Nature Conservancy plants 5,000 new longleaf pines

Nature Conservancy plants 5,000 new longleaf pines

The Nature Conservancy recently completed a tree planting project at the Roy E. Larsen Sandyland Sanctuary in Silsbee in collaboration with the Apache Corporation and volunteers from St. Michael’s College.

More than 5,000 longleaf pine seedlings were planted in areas of the preserve that will benefit from reforestation. Some areas planted were openings as the result of hurricanes in 2005 and 2008.

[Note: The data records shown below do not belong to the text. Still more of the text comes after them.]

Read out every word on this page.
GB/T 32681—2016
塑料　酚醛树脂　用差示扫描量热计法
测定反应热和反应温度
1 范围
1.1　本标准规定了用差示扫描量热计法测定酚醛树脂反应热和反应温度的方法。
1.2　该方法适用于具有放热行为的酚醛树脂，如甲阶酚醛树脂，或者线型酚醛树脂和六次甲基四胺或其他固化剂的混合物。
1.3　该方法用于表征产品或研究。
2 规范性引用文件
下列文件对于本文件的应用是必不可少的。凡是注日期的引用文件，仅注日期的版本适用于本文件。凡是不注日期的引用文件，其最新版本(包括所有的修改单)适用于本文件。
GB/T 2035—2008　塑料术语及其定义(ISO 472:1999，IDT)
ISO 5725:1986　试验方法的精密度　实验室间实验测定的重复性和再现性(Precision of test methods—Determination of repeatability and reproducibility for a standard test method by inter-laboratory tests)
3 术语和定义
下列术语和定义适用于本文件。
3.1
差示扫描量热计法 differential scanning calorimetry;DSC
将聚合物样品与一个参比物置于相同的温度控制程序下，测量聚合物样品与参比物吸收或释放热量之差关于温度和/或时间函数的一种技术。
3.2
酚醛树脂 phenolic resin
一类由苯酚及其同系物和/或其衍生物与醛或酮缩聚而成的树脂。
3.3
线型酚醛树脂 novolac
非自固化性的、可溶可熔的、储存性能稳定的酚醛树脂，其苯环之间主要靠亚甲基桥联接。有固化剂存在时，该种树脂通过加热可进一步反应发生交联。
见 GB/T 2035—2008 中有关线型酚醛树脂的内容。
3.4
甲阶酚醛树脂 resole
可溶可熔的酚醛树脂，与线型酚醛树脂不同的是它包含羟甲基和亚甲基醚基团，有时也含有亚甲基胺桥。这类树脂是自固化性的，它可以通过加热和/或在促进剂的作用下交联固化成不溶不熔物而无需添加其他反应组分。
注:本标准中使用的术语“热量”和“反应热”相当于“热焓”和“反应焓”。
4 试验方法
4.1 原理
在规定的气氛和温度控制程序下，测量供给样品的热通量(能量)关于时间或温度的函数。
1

“The Nature Conservancy is truly grateful to the Apache Corporation, which provided the funding for the seedlings, and the students from St. Michael’s College in Vermont, who travel to the Big Thicket each year to dedicate their spring break to conservation,” said Wendy Jo Ledbetter, forest program manager for The Nature Conservancy in Texas. Students of St. Michael’s have been assisting The Nature Conservancy and other resource managers with conservation projects for the past seven years.

Once the dominant pine forest of the southern U.S., longleaf forests have been reduced from 90 million acres to less than 3 percent of their original range. The Nature Conservancy and the Apache Corporation are among several partners in the public and private sector working together to restore these forests, which provide habitat for wildlife, fiber products, and a host of recreational benefits for visitors and neighboring communities.